An empirical study of question discussions on Stack Overflow
Wenhan Zhu, Haoxiang Zhang, Ahmed E. Hassan, Michael W. Godfrey
TL;DR
This study empirically explores question discussions on Stack Overflow, focusing on comments attached to questions and associated chat rooms. Using the December 2021 data dump (43.6M comments, 1.5M chat messages; 22.0M questions; 32.7M answers) plus chat-room crawling, it answers three questions about prevalence, participation, and impact on the Q&A process. Findings show questions with discussions are common (59.2%), involve both askers and answerers, and correlate with longer answer times and more substantial question edits ($\rho = 0.709$ for first-answer time and $\rho = 0.806$ for accepted-answer time), indicating discussions actively shape the knowledge-building process. The work suggests incorporating question discussions into models, tools, and platform design to improve knowledge maintenance, retrieval, and the overall Q&A experience.
Abstract
Stack Overflow provides a means for developers to exchange knowledge. While much previous research on Stack Overflow has focused on questions and answers (Q&A), recent work has shown that discussions in comments also contain rich information. On Stack Overflow, discussions through comments and chat rooms can be tied to questions or answers. In this paper, we conduct an empirical study that focuses on the nature of question discussions.
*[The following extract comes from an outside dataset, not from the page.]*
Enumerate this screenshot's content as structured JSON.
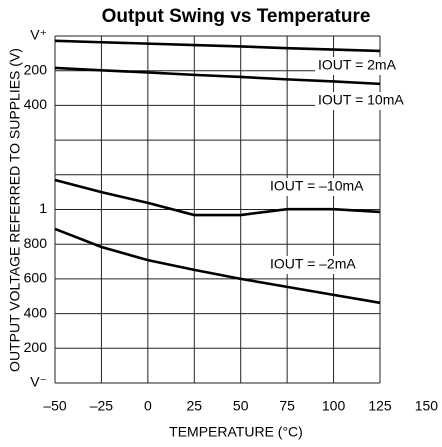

We observe that: (1) Question discussions occur at all phases of the Q&A process, with most beginning before the first answer is received. (2) Both askers and answerers actively participate in question discussions; the likelihood of their participation increases as the number of comments increases. (3) There is a strong correlation between the number of question comments and the question answering time (i.e., more discussed questions receive answers more slowly); also, questions with a small number of comments are likely to be answered more quickly than questions with no discussion. Our findings suggest that question discussions contain a rich trove of data that is integral to the Q&A processes on Stack Overflow. We further suggest how future research can leverage the information in question discussions, along with the commonly studied Q&A information.